There is some interesting work on that; for example, Dieleman and Schrauwen (Dieleman and Schrauwen 2014) show that convolutional neural networks trained on raw audio (i.e. not spectrograms) for music classification recover Mel-like frequency bands. Thickstun et al (Thickstun, Harchaoui, and Kakade 2017) do some similar work.
And Keunwoo Choi shows that you can listen to what they learn.
Sparse comb filters
Differentiable! Conditionally invertible! Handy for syncing.
Measure the signal’s full or partial autocorrelation with itself. Very nearly the power spectrum, thanks to the Wiener-Khintchine theorem.
Power spectral density.
Linear Predictive coefficents
How do these transform? If we did this as all-pole or all-zeros might be useful; but many maxima.
Scattering transform coefficients
See scattering transform.
Classic, but inconvenient to invert.
Mel-frequency Ceptral Coefficients, or Mel Cepstral transform. Take the perfectly respectable-if-fiddly cepstrum and make it really messy, with a vague psychoacoustic model in the hope that the distinctions in the resulting “MFCC” might correspond to distinctions correspond to human perceptual distinctions.
Folk wisdom holds that MFCC features are Eurocentric, in that they destroy, or at least obscure, tonal language features. Ubiquitous, but inconsistently implemented; MFCCs are generally not the same across implementations, probably because the Mel scale is itself not universally standardised.
Asides from being loosely psychoacoustically motivated features, what do the coefficients of an MFCC specifically tell me?
Hmm.
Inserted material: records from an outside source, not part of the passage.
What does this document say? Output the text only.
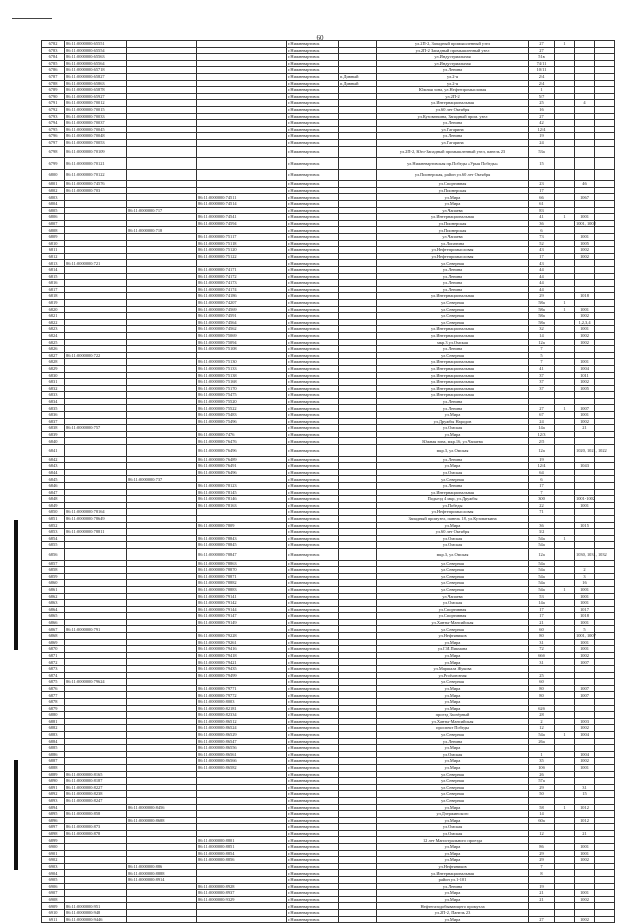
60
6782	86:11:0000000:65551			г.Нижневартовск		ул.2П-2, Западный промышленный узел	27	1		
6783	86:11:0000000:65554			г.Нижневартовск		ул.2П-2 Западный промышленный узел	27			
6784	86:11:0000000:65563			г.Нижневартовск		ул.Индустриальная	51в			
6785	86:11:0000000:65564			г.Нижневартовск		ул.Индустриальная	74/11			
6786	86:11:0000000:65718			г.Нижневартовск		ул.Ленина	10/11			
6787	86:11:0000000:65827			г.Нижневартовск	п.Дивный	ул.2-я	2/4			
6788	86:11:0000000:65863			г.Нижневартовск	п.Дивный	ул.2-я	2/4			
6789	86:11:0000000:65878			г.Нижневартовск		Южная зона, ул.Нефтепромысловая	1			
6790	86:11:0000000:65927			г.Нижневартовск		ул.2П-2	5/7			
6791	86:11:0000000:70012			г.Нижневартовск		ул.Интернациональная	25		4	
6792	86:11:0000000:70015			г.Нижневартовск		ул.60 лет Октября	16			
6793	86:11:0000000:70033			г.Нижневартовск		ул.Кузоваткина, Западный пром. узел	27			
6794	86:11:0000000:70037			г.Нижневартовск		ул.Ленина	42			
6795	86:11:0000000:70045			г.Нижневартовск		ул.Гагарина	12/4			
6796	86:11:0000000:70048			г.Нижневартовск		ул.Ленина	19			
6797	86:11:0000000:70053			г.Нижневартовск		ул.Гагарина	24			
6798	86:11:0000000:70109			г.Нижневартовск		ул.2П-2, Юго-Западный промышленный узел, панель 23	53а			
6799	86:11:0000000:70121			г.Нижневартовск		ул.Нижневартовская пр.Победы «Урыя Победы»	15			
6800	86:11:0000000:70122			г.Нижневартовск		ул.Пионерская, район ул.60 лет Октября				
6801	86:11:0000000:74576			г.Нижневартовск		ул.Спортивная	23		46	
6802	86:11:0000000:703			г.Нижневартовск		ул.Пионерская	17			
6803			86:11:0000000:74511	г.Нижневартовск		ул.Мира	66		1067	
6804			86:11:0000000:74514	г.Нижневартовск		ул.Мира	61			
6805		86:11:0000000:717		г.Нижневартовск		ул.Чапаева	83			
6806			86:11:0000000:74541	г.Нижневартовск		ул.Интернациональная	41	1	1001	
6807			86:11:0000000:74594	г.Нижневартовск		ул.Пионерская	36		1001, 1002	
6808		86:11:0000000:718		г.Нижневартовск		ул.Пионерская	6			
6809			86:11:0000000:75117	г.Нижневартовск		ул.Чапаева	73		1001	
6810			86:11:0000000:75118	г.Нижневартовск		ул.Лопатина	52		1005	
6811			86:11:0000000:75120	г.Нижневартовск		ул.Нефтепромысловая	43		1002	
6812			86:11:0000000:75122	г.Нижневартовск		ул.Нефтепромысловая	17		1002	
6813	86:11:0000000:721			г.Нижневартовск		ул.Северная	43			
6814			86:11:0000000:74171	г.Нижневартовск		ул.Ленина	44			
6815			86:11:0000000:74172	г.Нижневартовск		ул.Ленина	44			
6816			86:11:0000000:74173	г.Нижневартовск		ул.Ленина	44			
6817			86:11:0000000:74174	г.Нижневартовск		ул.Ленина	44			
6818			86:11:0000000:74186	г.Нижневартовск		ул.Интернациональная	29		1018	
6819			86:11:0000000:74207	г.Нижневартовск		ул.Северная	58а	1		
6820			86:11:0000000:74569	г.Нижневартовск		ул.Северная	58а	1	1001	
6821			86:11:0000000:74591	г.Нижневартовск		ул.Северная	58а		1002	
6822			86:11:0000000:74564	г.Нижневартовск		ул.Северная	58а		1,2,3,4	
6823			86:11:0000000:74562	г.Нижневартовск		ул.Интернациональная	32		1001	
6824			86:11:0000000:75069	г.Нижневартовск		ул.Интернациональная	14		1002	
6825			86:11:0000000:75094	г.Нижневартовск		мкр.3 ул.Омская	12а		1002	
6826			86:11:0000000:75108	г.Нижневартовск		ул.Ленина	7			
6827	86:11:0000000:722			г.Нижневартовск		ул.Северная	5			
6828			86:11:0000000:75130	г.Нижневартовск		ул.Интернациональная	7		1001	
6829			86:11:0000000:75133	г.Нижневартовск		ул.Интернациональная	41		1004	
6830			86:11:0000000:75138	г.Нижневартовск		ул.Интернациональная	37		1011	
6831			86:11:0000000:75168	г.Нижневартовск		ул.Интернациональная	37		1002	
6832			86:11:0000000:75170	г.Нижневартовск		ул.Интернациональная	37		1005	
6833			86:11:0000000:75475	г.Нижневартовск		ул.Интернациональная				
6834			86:11:0000000:75520	г.Нижневартовск		ул.Ленина				
6835			86:11:0000000:75522	г.Нижневартовск		ул.Ленина	27	1	1007	
6836			86:11:0000000:75483	г.Нижневартовск		ул.Мира	67		1001	
6837			86:11:0000000:75496	г.Нижневартовск		ул.Дружбы Народов	24		1002	
6838	86:11:0000000:757			г.Нижневартовск		ул.Омская	14а		21	
6839			86:11:0000000:7476	г.Нижневартовск		ул.Мира	12/3			
6840			86:11:0000000:76476	г.Нижневартовск		Южная зона, мкр.16, ул.Чапаева	2/5			
6841			86:11:0000000:76496	г.Нижневартовск		мкр.3, ул.Омская	12а		1020, 1021, 1022	
6842			86:11:0000000:76489	г.Нижневартовск		ул.Ленина	19			
6843			86:11:0000000:76491	г.Нижневартовск		ул.Мира	12/4		1043	
6844			86:11:0000000:76496	г.Нижневартовск		ул.Омская	64			
6845		86:11:0000000:737		г.Нижневартовск		ул.Северная	6			
6846			86:11:0000000:78123	г.Нижневартовск		ул.Ленина	17			
6847			86:11:0000000:78145	г.Нижневартовск		ул.Интернациональная	7			
6848			86:11:0000000:78146	г.Нижневартовск		Подьезд 4 мкр, ул.Дружбы	300		1001-1002	
6849			86:11:0000000:78163	г.Нижневартовск		ул.Победы	22		1001	
6850	86:11:0000000:78164			г.Нижневартовск		ул.Нефтепромысловая	71			
6851	86:11:0000000:78649			г.Нижневартовск		Западный промузел, панель 18, ул.Кузоваткина				
6852			86:11:0000000:7809	г.Нижневартовск		ул.Мира	36		1015	
6853	86:11:0000000:78811			г.Нижневартовск		ул.60 лет Октября	3/2			
6854			86:11:0000000:78843	г.Нижневартовск		ул.Омская	54а	1		
6855			86:11:0000000:78845	г.Нижневартовск		ул.Омская	54а			
6856			86:11:0000000:78847	г.Нижневартовск		мкр.3, ул.Омская	12а		1030, 1031, 1032	
6857			86:11:0000000:78863	г.Нижневартовск		ул.Северная	54а			
6858			86:11:0000000:78870	г.Нижневартовск		ул.Северная	54а		2	
6859			86:11:0000000:78871	г.Нижневартовск		ул.Северная	54а		3	
6860			86:11:0000000:78882	г.Нижневартовск		ул.Северная	54а		16	
6861			86:11:0000000:78883	г.Нижневартовск		ул.Северная	54а	1	1001	
6862			86:11:0000000:79141	г.Нижневартовск		ул.Чапаева	53		1001	
6863			86:11:0000000:79142	г.Нижневартовск		ул.Омская	14а		1001	
6864			86:11:0000000:79144	г.Нижневартовск		ул.Спортивная	17		1017	
6865			86:11:0000000:79147	г.Нижневартовск		ул.Спортивная	17		1018	
6866			86:11:0000000:79149	г.Нижневартовск		ул.Ханты-Мансийская	21		1001	
6867	86:11:0000000:791			г.Нижневартовск		ул.Северная	60		5	
6868			86:11:0000000:79228	г.Нижневартовск		ул.Нефтяников	80		1001, 1007	
6869			86:11:0000000:79261	г.Нижневартовск		ул.Мира	31		1001	
6870			86:11:0000000:79416	г.Нижневартовск		ул.Г.И.Пикмана	72		1001	
6871			86:11:0000000:79418	г.Нижневартовск		ул.Мира	66б		1002	
6872			86:11:0000000:79421	г.Нижневартовск		ул.Мира	31		1007	
6873			86:11:0000000:79435	г.Нижневартовск		ул.Маршала Жукова				
6874			86:11:0000000:79499	г.Нижневартовск		ул.Profsoюзная	25			
6875	86:11:0000000:79624			г.Нижневартовск		ул.Северная	60			
6876			86:11:0000000:79771	г.Нижневартовск		ул.Мира	80		1007	
6877			86:11:0000000:79772	г.Нижневартовск		ул.Мира	80		1007	
6878			86:11:0000000:8003	г.Нижневартовск		ул.Мира				
6879			86:11:0000000:82181	г.Нижневартовск		ул.Мира	62б			
6880			86:11:0000000:82334	г.Нижневартовск		проезд Заозёрный	28			
6881			86:11:0000000:86512	г.Нижневартовск		ул.Ханты-Мансийская	2		1003	
6882			86:11:0000000:86524	г.Нижневартовск		проспект Победы	12		1002	
6883			86:11:0000000:86529	г.Нижневартовск		ул.Северная	54а	1	1004	
6884			86:11:0000000:86547	г.Нижневартовск		ул.Ленина	26а			
6885			86:11:0000000:86556	г.Нижневартовск		ул.Мира				
6886			86:11:0000000:86561	г.Нижневартовск		ул.Омская	1		1004	
6887			86:11:0000000:86566	г.Нижневартовск		ул.Мира	35		1002	
6888			86:11:0000000:86582	г.Нижневартовск		ул.Мира	10б		1001	
6889	86:11:0000000:8165			г.Нижневартовск		ул.Северная	26			
6890	86:11:0000000:8187			г.Нижневартовск		ул.Северная	57а			
6891	86:11:0000000:8227			г.Нижневартовск		ул.Северная	29		31	
6892	86:11:0000000:8238			г.Нижневартовск		ул.Северная	50		15	
6893	86:11:0000000:8247			г.Нижневартовск		ул.Северная				
6894		86:11:0000000:8456		г.Нижневартовск		ул.Мира	58	1	1012	
6895	86:11:0000000:858			г.Нижневартовск		ул.Дзержинского	14			
6896		86:11:0000000:8688		г.Нижневартовск		ул.Мира	60а		1012	
6897	86:11:0000000:873			г.Нижневартовск		ул.Омская				
6898	86:11:0000000:878			г.Нижневартовск		ул.Омская	12		21	
6899			86:11:0000000:8801	г.Нижневартовск		12 лет Магистрального проезда				
6900			86:11:0000000:8851	г.Нижневартовск		ул.Мира	86		1001	
6901			86:11:0000000:8854	г.Нижневартовск		ул.Мира	29		1001	
6902			86:11:0000000:8856	г.Нижневартовск		ул.Мира	29		1002	
6903		86:11:0000000:886		г.Нижневартовск		ул.Нефтяников	7			
6904		86:11:0000000:8888		г.Нижневартовск		ул.Интернациональная	8			
6905		86:11:0000000:8914		г.Нижневартовск		район ул.1-101				
6906			86:11:0000000:8928	г.Нижневартовск		ул.Ленина	19			
6907			86:11:0000000:8937	г.Нижневартовск		ул.Мира	21		1001	
6908			86:11:0000000:9329	г.Нижневартовск		ул.Мира	21		1002	
6909	86:11:0000000:951			г.Нижневартовск		Нефтегазодобывающего промузла				
6910	86:11:0000000:948			г.Нижневартовск		ул.2П-2, Панель 23				
6911	86:11:0000000:9446			г.Нижневартовск		ул.Мира	27		1002	
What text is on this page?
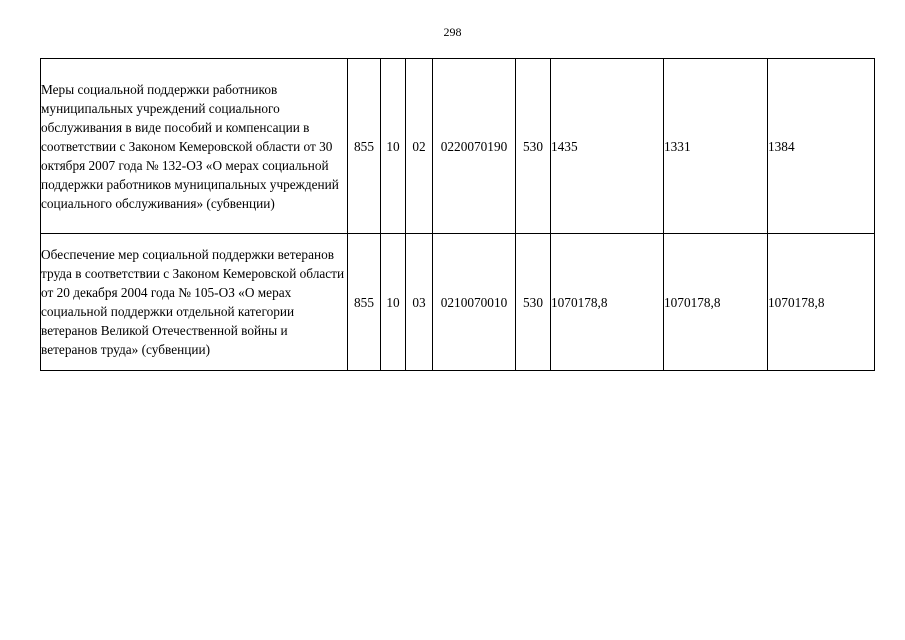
298
Меры социальной поддержки работников муниципальных учреждений социального обслуживания в виде пособий и компенсации в соответствии с Законом Кемеровской области от 30 октября 2007 года № 132-ОЗ «О мерах социальной поддержки работников муниципальных учреждений социального обслуживания» (субвенции)	855	10	02	0220070190	530	1435	1331	1384
Обеспечение мер социальной поддержки ветеранов труда в соответствии с Законом Кемеровской области от 20 декабря 2004 года № 105-ОЗ «О мерах социальной поддержки отдельной категории ветеранов Великой Отечественной войны и ветеранов труда» (субвенции)	855	10	03	0210070010	530	1070178,8	1070178,8	1070178,8
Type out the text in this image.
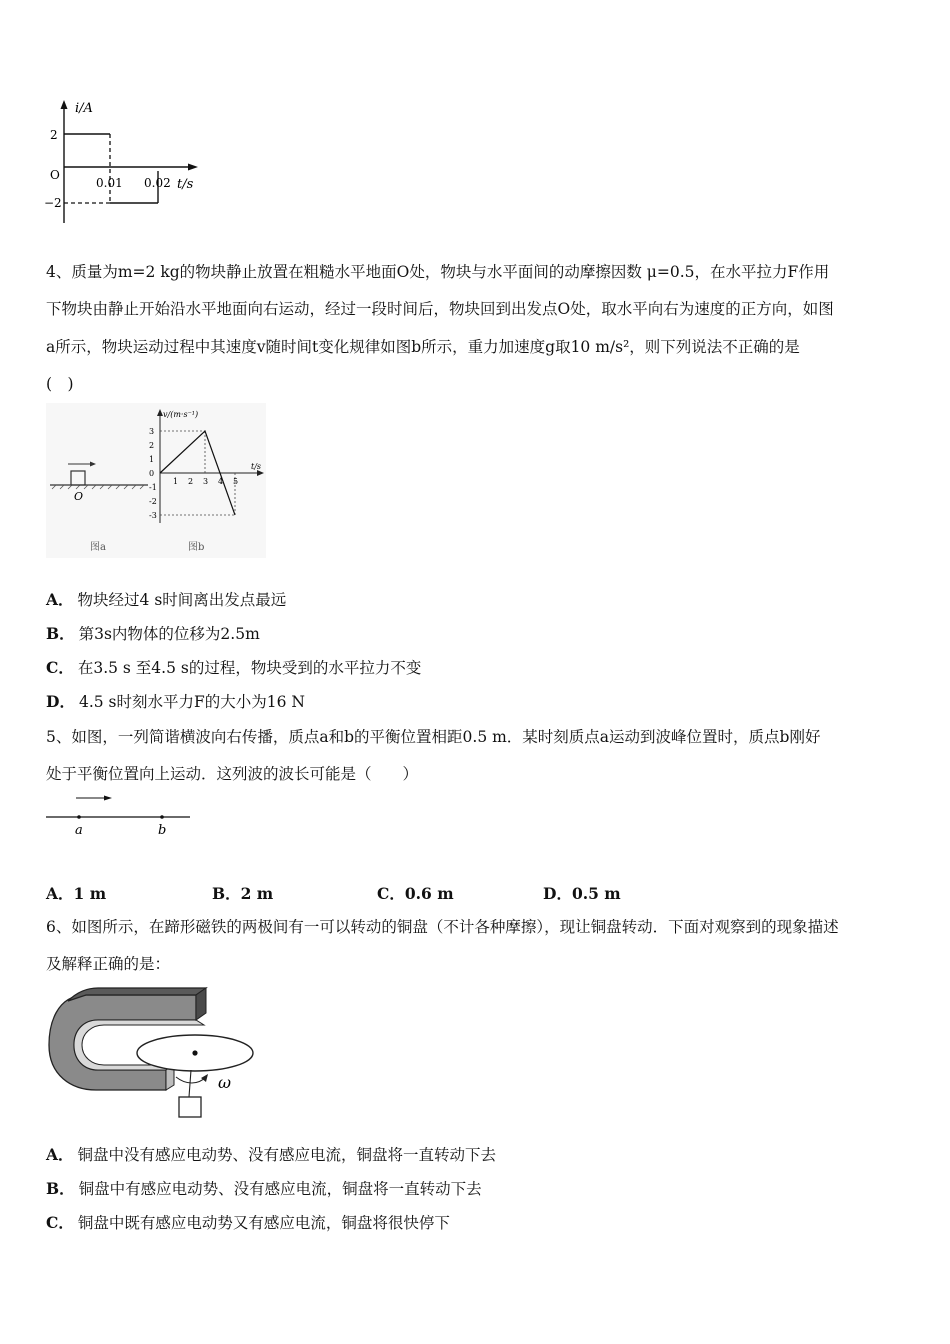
i/A
2
O
−2
0.01 0.02 t/s
4、质量为m=2 kg的物块静止放置在粗糙水平地面O处，物块与水平面间的动摩擦因数 μ=0.5，在水平拉力F作用
下物块由静止开始沿水平地面向右运动，经过一段时间后，物块回到出发点O处，取水平向右为速度的正方向，如图
a所示，物块运动过程中其速度v随时间t变化规律如图b所示，重力加速度g取10 m/s²，则下列说法不正确的是
(　)
O
图a
3
2
1
0
-1
-2
-3
1 2 3 4 5
v/(m·s⁻¹)
t/s
图b
A． 物块经过4 s时间离出发点最远
B． 第3s内物体的位移为2.5m
C． 在3.5 s 至4.5 s的过程，物块受到的水平拉力不变
D． 4.5 s时刻水平力F的大小为16 N
5、如图，一列简谐横波向右传播，质点a和b的平衡位置相距0.5 m．某时刻质点a运动到波峰位置时，质点b刚好
处于平衡位置向上运动．这列波的波长可能是（　　）
a	b
A．1 m	B．2 m	C．0.6 m	D．0.5 m
6、如图所示，在蹄形磁铁的两极间有一可以转动的铜盘（不计各种摩擦），现让铜盘转动．下面对观察到的现象描述
及解释正确的是：
ω
A． 铜盘中没有感应电动势、没有感应电流，铜盘将一直转动下去
B． 铜盘中有感应电动势、没有感应电流，铜盘将一直转动下去
C． 铜盘中既有感应电动势又有感应电流，铜盘将很快停下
If I have got this right, these are “generic features”; things we can use in machine learning because we hope they project the spectrum into a space which approximately preserves psychoacoustic dissimilarity, whilst having little redundancy.
This heuristic pro is weighted with the practical con that they are not practically differentiable, nor invertible except by heroic computational effort, nor are they humanly interpretable, and riven with poorly-supported somewhat arbitrary steps. (The cepstrum of the Mel-frequency-spectrogram is a weird thing that no longer picks out harmonics in the way that God and Tukey intended.)
Inc bandpasses, Gammatones… Random filterbanks?
Cochlear activation models
Erbs, Mels, Sones, Phones… There are various units design to approximate the human perceptual process; I tried to document them under psychoacoustics.